400/ 120= 10/3 minutes
When we first met, B moved 45 * 10/3 = 150m clockwise.
If we want to meet for the second time, the sum of the distances that Party A and Party B have to move is 400 meters, which is the same as when we first met.
So when we met for the second time, B moved the same 150m clockwise.
Then move on.
There are two ways to ask about the number of meetings on the CD.

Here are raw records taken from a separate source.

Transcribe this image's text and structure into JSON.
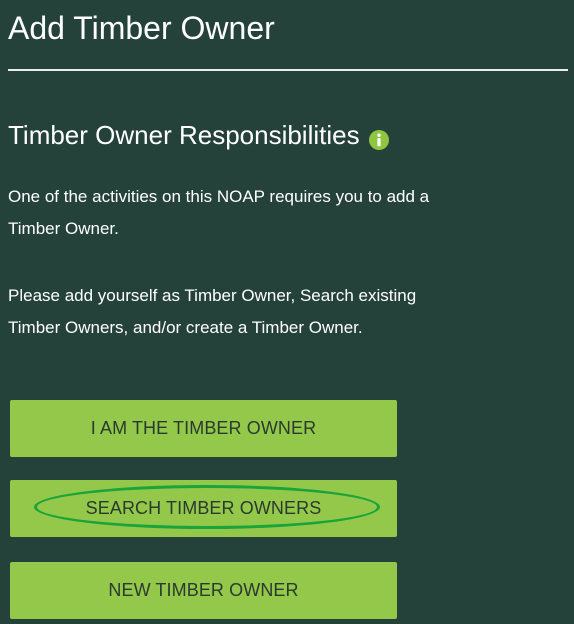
{
  "page": {
    "title": "Add Timber Owner"
  },
  "section": {
    "title": "Timber Owner Responsibilities",
    "info_icon": "info-icon",
    "paragraph1_line1": "One of the activities on this NOAP requires you to add a",
    "paragraph1_line2": "Timber Owner.",
    "paragraph2_line1": "Please add yourself as Timber Owner, Search existing",
    "paragraph2_line2": "Timber Owners, and/or create a Timber Owner."
  },
  "buttons": {
    "i_am_owner": "I AM THE TIMBER OWNER",
    "search_owners": "SEARCH TIMBER OWNERS",
    "new_owner": "NEW TIMBER OWNER"
  },
  "colors": {
    "background": "#24423a",
    "button": "#93c84a",
    "button_text": "#2b3a2e",
    "highlight_ring": "#1aa43a",
    "info_icon": "#8fc541"
  }
}
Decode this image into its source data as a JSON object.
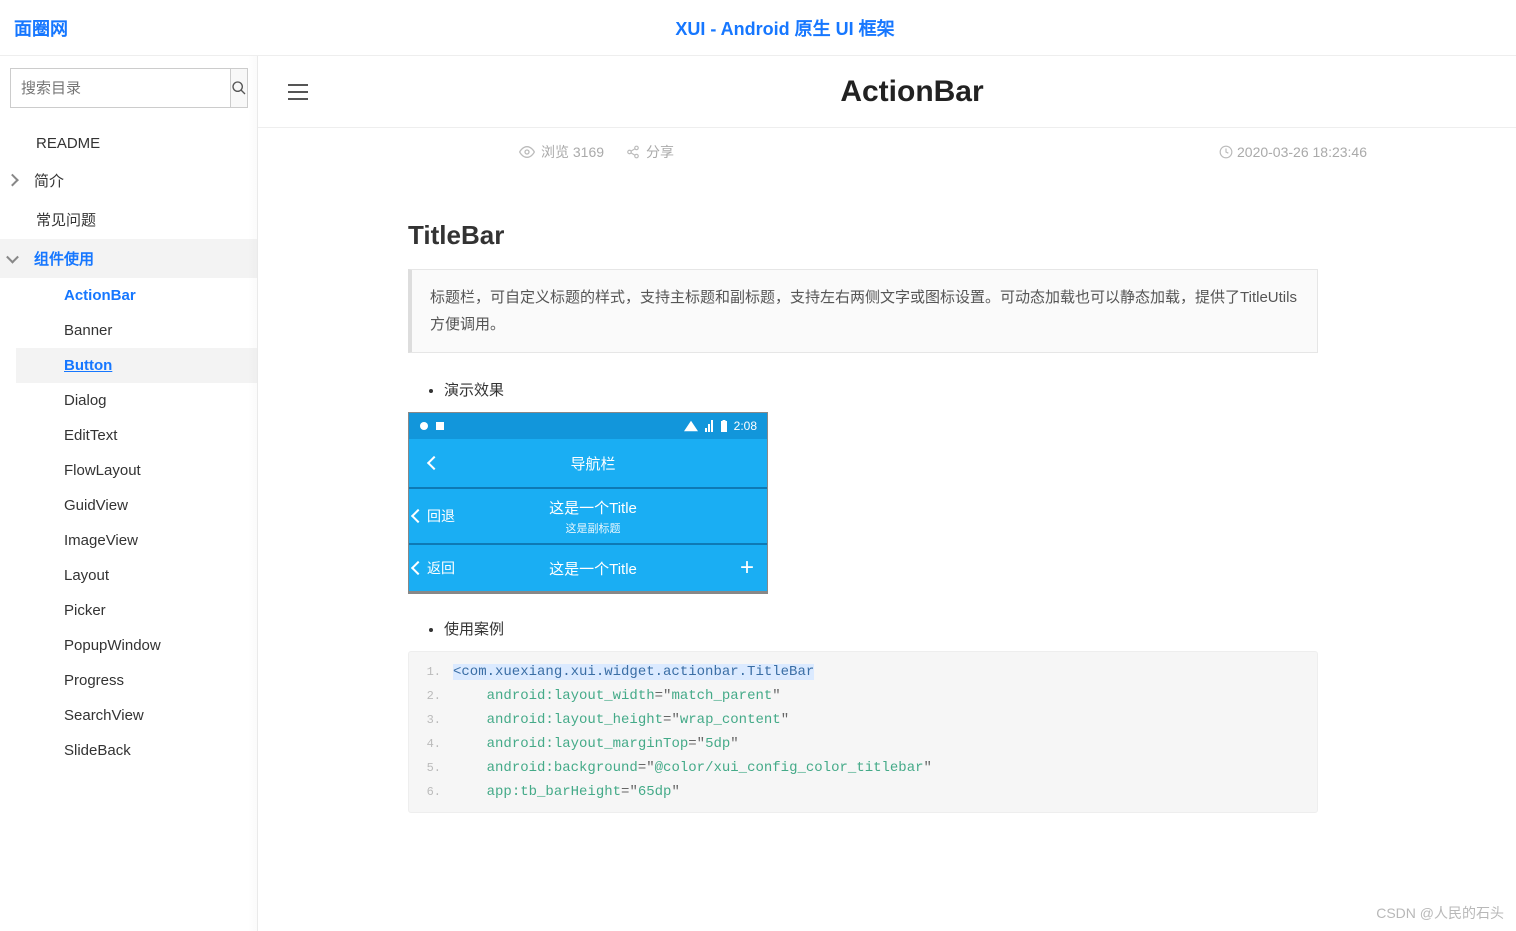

Method 1: Direct dial number
When we first met, B moved 45 *10/3 =150m clockwise and met at the midpoint of BC.
At the second meeting, B moves clockwise again, and the same150m meets at point D..
At the third meeting, B moves clockwise again, and the same150m meets at the midpoint of AB.
Similarly, the fourth meeting was at point C.
The fifth meeting was held in the middle of AD.
The sixth meeting was at point B.
The seventh meeting is at the midpoint of the CD.
So this is our seventh meeting.
Method 2:
Let's assume that the x meeting
In order for two people to meet between CDs, the distance that B moves when meeting must be 150x.
200 & lt 150 x & lt; 300 or 600 <150 x <; 700 or1000 <150 x <; 1 100 .....
That is 200+400k K.
Then use two variables to solve this inequality, as long as x and k must be integers, they can be solved.
When the inequality is divided by 50 at the same time, 4+8k
Subtract 8k at the same time to get 4.
Because x and k are integers, 3x-8k should also be integers.
So 3x-8k can only get 5.
That is 3x-8k=5.
3x=8k+5
This is an indefinite equation. If you are going to take part in the China Competition, you should know its solution.
When k= 1, x= 13/3, which does not meet the requirements.
When k=2, x=2 1/3=7.
So the smallest integer solution of x is 7.
Therefore, the first meeting on the edge of the CD should be the seventh meeting.